JavaScript Program to Find Minimum Insertions to Form a Palindrome

We are given a string and we have to find the minimum number of characters that we need to insert at any position to make the string a palindrome. A palindrome is a string that reads the same forwards and backwards. This problem can be solved using dynamic programming - we'll explore three approaches: recursive, memoization, and tabulation.

Understanding the Problem

For example, to make "abc" a palindrome, we need to insert 2 characters to get "abcba" or "cbabc". The key insight is that if characters at both ends match, we can focus on the substring between them. If they don't match, we need at least one insertion.

Recursive Approach

The recursive solution compares characters from both ends and makes recursive calls based on whether they match or not.

Example

// Function to find minimum of two numbers
function findMin(a, b) {
    return a < b ? a : b;
}

// Recursive function to find minimum insertions
function findAns(str, start, end) {
    // Base cases
    if (start > end) {
        return 0;
    }
    if (start == end) {
        return 0;
    }
    if (start == end - 1) {
        return str[start] == str[end] ? 0 : 1;
    }
    
    // If characters match, check substring
    if (str[start] == str[end]) {
        return findAns(str, start + 1, end - 1);
    } else {
        // If characters don't match, try inserting at either end
        return 1 + findMin(
            findAns(str, start, end - 1),
            findAns(str, start + 1, end)
        );
    }
}

// Test the function
var str = "abcd";
console.log("The minimum number of insertions required: " + findAns(str, 0, str.length - 1));

The minimum number of insertions required: 3

Time and Space Complexity

The time complexity is O(2^N) due to overlapping subproblems. The space complexity is O(N) for the recursion stack.

Memoization Approach

We can optimize the recursive solution by storing results of subproblems to avoid redundant calculations.

Example

// Function to find minimum of two numbers
function findMin(a, b) {
    return a < b ? a : b;
}

// Memoized function to find minimum insertions
function findAns(str, start, end, memo) {
    // Base cases
    if (start > end) {
        return 0;
    }
    if (start == end) {
        return 0;
    }
    if (start == end - 1) {
        return str[start] == str[end] ? 0 : 1;
    }
    
    // Check if already computed
    if (memo[start][end] != -1) {
        return memo[start][end];
    }
    
    // If characters match, check substring
    if (str[start] == str[end]) {
        memo[start][end] = findAns(str, start + 1, end - 1, memo);
    } else {
        // If characters don't match, try inserting at either end
        memo[start][end] = 1 + findMin(
            findAns(str, start, end - 1, memo),
            findAns(str, start + 1, end, memo)
        );
    }
    
    return memo[start][end];
}

// Test the function
var str = "abcd";
var n = str.length;

// Initialize memoization table
var memo = new Array(n);
for (var i = 0; i < n; i++) {
    memo[i] = new Array(n);
    for (var j = 0; j < n; j++) {
        memo[i][j] = -1;
    }
}

console.log("The minimum number of insertions required: " + findAns(str, 0, n - 1, memo));

The minimum number of insertions required: 3

Time and Space Complexity

The time complexity is O(N²) as each subproblem is solved only once. The space complexity is O(N²) for the memoization table plus O(N) for recursion stack.

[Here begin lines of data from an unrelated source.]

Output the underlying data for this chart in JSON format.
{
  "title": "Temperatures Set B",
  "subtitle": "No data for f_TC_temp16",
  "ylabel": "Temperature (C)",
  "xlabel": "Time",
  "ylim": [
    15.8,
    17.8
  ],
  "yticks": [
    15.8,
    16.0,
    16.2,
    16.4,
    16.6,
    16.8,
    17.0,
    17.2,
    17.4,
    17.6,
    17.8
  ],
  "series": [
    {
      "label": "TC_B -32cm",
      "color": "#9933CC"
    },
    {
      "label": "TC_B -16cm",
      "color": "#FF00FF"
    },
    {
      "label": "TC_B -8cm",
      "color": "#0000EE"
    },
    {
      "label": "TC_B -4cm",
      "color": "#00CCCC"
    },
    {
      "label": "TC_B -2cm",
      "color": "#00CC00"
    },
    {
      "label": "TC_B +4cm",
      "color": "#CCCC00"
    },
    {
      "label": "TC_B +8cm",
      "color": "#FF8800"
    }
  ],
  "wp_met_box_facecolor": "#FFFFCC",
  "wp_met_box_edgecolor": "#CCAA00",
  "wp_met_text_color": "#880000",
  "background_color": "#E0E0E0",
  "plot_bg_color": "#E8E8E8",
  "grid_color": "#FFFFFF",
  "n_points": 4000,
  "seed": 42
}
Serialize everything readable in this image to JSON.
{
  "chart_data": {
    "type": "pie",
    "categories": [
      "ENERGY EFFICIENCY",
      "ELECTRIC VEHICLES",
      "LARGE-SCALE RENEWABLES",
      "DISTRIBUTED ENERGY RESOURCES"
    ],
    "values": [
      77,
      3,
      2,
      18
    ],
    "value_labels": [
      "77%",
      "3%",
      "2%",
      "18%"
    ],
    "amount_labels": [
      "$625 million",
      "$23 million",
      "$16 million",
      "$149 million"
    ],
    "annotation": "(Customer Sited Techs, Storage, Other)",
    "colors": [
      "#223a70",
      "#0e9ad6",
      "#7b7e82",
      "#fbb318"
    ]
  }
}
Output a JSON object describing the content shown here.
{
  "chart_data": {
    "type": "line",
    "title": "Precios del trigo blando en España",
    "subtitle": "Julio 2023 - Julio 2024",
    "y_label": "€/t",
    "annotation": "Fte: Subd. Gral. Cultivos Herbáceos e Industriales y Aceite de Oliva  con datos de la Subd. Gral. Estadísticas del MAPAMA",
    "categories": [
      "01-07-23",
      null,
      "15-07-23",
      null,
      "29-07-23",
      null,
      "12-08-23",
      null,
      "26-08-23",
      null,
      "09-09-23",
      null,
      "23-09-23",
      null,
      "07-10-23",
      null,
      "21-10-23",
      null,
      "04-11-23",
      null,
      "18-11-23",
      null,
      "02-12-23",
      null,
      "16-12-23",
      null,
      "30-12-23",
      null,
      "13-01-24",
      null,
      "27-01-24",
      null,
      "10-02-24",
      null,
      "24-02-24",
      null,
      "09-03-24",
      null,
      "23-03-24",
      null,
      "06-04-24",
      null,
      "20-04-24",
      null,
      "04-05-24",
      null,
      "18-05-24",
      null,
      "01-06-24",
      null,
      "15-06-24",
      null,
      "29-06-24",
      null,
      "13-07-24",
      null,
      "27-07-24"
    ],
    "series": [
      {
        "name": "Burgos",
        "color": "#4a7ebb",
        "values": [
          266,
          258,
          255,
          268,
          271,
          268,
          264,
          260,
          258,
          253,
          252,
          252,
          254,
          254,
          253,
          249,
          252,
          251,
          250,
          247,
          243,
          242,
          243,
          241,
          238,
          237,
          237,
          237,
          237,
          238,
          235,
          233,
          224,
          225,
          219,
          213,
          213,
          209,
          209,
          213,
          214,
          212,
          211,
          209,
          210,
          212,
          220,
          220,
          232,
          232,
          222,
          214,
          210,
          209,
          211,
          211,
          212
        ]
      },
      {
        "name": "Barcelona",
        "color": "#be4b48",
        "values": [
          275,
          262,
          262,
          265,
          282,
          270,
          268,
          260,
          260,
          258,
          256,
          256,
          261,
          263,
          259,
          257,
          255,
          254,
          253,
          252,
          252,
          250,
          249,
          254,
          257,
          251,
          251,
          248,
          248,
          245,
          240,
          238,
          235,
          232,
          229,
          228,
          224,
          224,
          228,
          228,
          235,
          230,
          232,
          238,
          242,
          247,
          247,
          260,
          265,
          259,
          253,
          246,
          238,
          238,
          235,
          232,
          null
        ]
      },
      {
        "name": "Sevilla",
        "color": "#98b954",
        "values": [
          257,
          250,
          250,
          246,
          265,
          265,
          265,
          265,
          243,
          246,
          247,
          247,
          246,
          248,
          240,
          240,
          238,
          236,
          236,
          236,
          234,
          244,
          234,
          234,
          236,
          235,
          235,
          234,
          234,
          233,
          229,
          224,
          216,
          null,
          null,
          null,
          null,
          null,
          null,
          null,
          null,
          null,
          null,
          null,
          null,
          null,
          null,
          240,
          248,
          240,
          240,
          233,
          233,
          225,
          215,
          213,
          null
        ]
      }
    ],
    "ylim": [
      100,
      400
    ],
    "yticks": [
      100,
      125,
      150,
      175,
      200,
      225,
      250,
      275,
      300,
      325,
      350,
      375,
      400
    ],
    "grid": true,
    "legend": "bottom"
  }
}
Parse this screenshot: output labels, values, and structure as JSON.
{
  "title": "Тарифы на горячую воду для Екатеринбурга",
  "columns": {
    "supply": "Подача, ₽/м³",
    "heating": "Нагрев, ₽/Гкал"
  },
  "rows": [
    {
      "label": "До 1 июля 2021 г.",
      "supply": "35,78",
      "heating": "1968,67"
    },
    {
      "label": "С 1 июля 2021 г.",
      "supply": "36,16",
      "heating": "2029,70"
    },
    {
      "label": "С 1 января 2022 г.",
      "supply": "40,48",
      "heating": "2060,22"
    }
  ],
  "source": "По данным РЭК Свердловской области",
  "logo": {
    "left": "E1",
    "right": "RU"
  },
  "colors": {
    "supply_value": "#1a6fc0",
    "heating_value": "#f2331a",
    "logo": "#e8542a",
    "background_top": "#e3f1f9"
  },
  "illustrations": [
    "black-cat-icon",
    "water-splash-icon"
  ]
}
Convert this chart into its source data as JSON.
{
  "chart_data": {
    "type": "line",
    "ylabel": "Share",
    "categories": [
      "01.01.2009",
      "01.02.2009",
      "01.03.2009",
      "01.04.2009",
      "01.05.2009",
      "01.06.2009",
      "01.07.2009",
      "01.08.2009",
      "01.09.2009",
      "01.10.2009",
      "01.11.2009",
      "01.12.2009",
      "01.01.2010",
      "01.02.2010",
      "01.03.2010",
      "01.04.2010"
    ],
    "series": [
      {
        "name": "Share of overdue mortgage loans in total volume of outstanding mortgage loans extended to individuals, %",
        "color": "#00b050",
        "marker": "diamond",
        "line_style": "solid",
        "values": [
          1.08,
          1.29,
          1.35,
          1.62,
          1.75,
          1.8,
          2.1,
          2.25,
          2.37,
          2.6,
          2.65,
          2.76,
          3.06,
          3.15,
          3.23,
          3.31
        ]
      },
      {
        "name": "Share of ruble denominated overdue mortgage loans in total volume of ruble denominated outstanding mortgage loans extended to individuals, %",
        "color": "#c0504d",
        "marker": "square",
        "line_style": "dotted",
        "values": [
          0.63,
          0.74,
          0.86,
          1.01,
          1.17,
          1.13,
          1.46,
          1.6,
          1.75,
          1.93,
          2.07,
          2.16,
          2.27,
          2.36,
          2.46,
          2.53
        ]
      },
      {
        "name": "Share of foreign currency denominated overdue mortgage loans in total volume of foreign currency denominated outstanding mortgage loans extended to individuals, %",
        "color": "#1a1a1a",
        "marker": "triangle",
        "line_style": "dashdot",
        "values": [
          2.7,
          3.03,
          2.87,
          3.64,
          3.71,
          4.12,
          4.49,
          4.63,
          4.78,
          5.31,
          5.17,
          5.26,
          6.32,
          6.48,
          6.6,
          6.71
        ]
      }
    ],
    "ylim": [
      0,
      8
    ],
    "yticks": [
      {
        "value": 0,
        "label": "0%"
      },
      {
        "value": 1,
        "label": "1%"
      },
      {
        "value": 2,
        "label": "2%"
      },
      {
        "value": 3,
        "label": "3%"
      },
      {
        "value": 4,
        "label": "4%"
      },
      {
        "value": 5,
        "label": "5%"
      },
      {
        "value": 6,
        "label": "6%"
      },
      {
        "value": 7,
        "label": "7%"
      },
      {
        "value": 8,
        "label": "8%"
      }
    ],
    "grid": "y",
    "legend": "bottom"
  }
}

Dynamic Programming (Tabulation) Approach

We can convert the memoized solution to an iterative bottom-up approach using a DP table.

Example

// Function to find minimum of two numbers
function findMin(a, b) {
    return a < b ? a : b;
}

// Dynamic programming function to find minimum insertions
function findAns(str) {
    var n = str.length;
    
    // Create DP table
    var dp = new Array(n);
    for (var i = 0; i < n; i++) {
        dp[i] = new Array(n);
        for (var j = 0; j < n; j++) {
            dp[i][j] = 0;
        }
    }
    
    // Fill the DP table
    for (var len = 2; len <= n; len++) {
        for (var start = 0; start <= n - len; start++) {
            var end = start + len - 1;
            
            if (str[start] == str[end]) {
                dp[start][end] = dp[start + 1][end - 1];
            } else {
                dp[start][end] = 1 + findMin(
                    dp[start][end - 1],
                    dp[start + 1][end]
                );
            }
        }
    }
    
    return dp[0][n - 1];
}

// Test the function
var str = "abcd";
console.log("The minimum number of insertions required: " + findAns(str));

The minimum number of insertions required: 3

Time and Space Complexity

The time complexity is O(N²) using nested loops. The space complexity is O(N²) for the DP table.

Approach Comparison

Conclusion

We implemented three approaches to find minimum insertions required to form a palindrome. The tabulation approach is most efficient as it eliminates recursion overhead while maintaining O(N²) time complexity. This problem demonstrates how dynamic programming can optimize exponential recursive solutions.